Es gibt ein Wort, das unbequem klingen mag, aber ich will es nicht vermeiden. Ein Mensch verliert das Beste seines Menschseins, wenn er nicht zu beten weiß – weil er sich dann allmächtig und keine Notwendigkeit fühlt, um Hilfe zu bitten angesichts so vieler Tragödien. Das Leben ist voller Schwierigkeiten, aber es gibt zwei Möglichkeiten, darauf zu schauen: als etwas, das dich blockiert und bremst, oder als eine Chance. Ihr habt die Wahl! Für mich ist eine Schwierigkeit ein Weg der Zerstörung, oder ist sie vielmehr eine Chance, sie zu überwinden – für mich, meine Familie, mein Land? Liebe junge Leute, wir leben nicht im Himmel, sondern auf der Erde, und die Erde ist voller Schwierigkeiten, mehr noch, voller Einladungen zum Bösen. Aber es gibt alles, was ihr alle habt: die Fähigkeit zu wählen. Welchen Weg will ich gehen? Was von diesen beiden Dingen will ich: mich von der Schwierigkeit besiegen lassen, oder sie als Chance zu nehmen, damit ich am Ende siege?

Ihr seid wie Sportler, die ins Stadion einlaufen: Wollt ihr gewinnen, oder habt ihr den Sieg schon an die anderen verkauft und euch das Geld in die Tasche gesteckt? Ihr habt die Wahl!

Eine große Herausforderung ist der Tribalismus (Stammesdenken).
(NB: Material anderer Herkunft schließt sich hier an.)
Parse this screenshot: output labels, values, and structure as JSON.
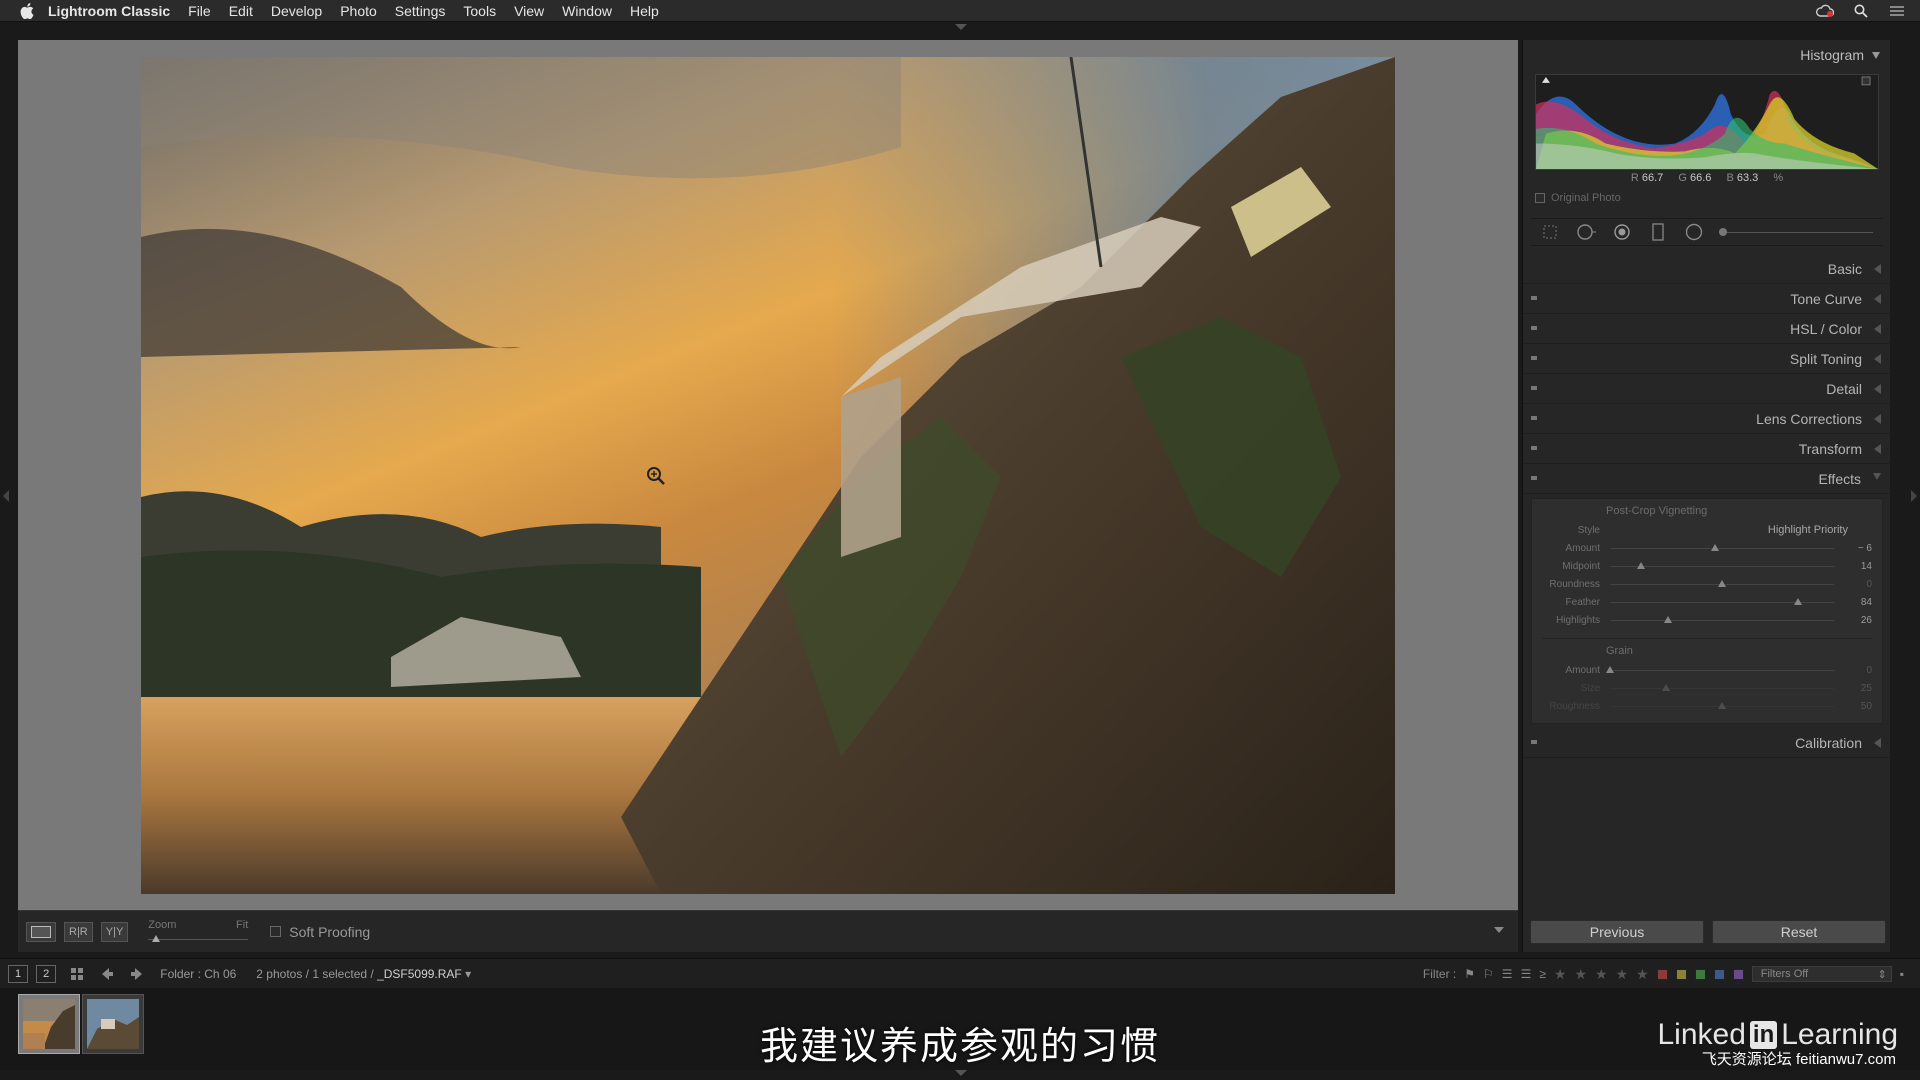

Er zerstört; er bedeutet, die Hände hinterm Rücken zu verstecken und darin Steine zu halten, die man auf andere wirft. Tribalismus überwindet man nur durch das Ohr, das Herz und durch die Hand. Das Ohr: Was ist deine Kultur? Warum hat dein Stamm diese Gewohnheiten? Fühlt er sich über- oder unterlegen? Mit dem Herzen: Sobald ich mit dem Ohr die Antworten gehört habe, dann geht das mir ins Herz – und ich strecke die Hand aus, um in einen Dialog zu treten. Wenn ihr keinen Dialog führt und anderen nicht zuhört, dann bleibt ihr im Tribalismus stecken! Das ist wie ein Wurm, der in der Gesellschaft immer dicker wird. Gestern war ein Tag des Gebets und der Versöhnung; ich lade euch alle jetzt dazu ein, dass wir uns alle an der Hand fassen – als ein Zeichen gegen Tribalismus! Wir sind alle eine Nation! Wir sind alle eine Nation! Alle sind eine Nation! So müssen unsere Herzen sein. Den Tribalismus überwinden, ist eine tägliche Anstrengung. Eine Arbeit des Ohrs, des Herzens und der Hände: offen sein für andere.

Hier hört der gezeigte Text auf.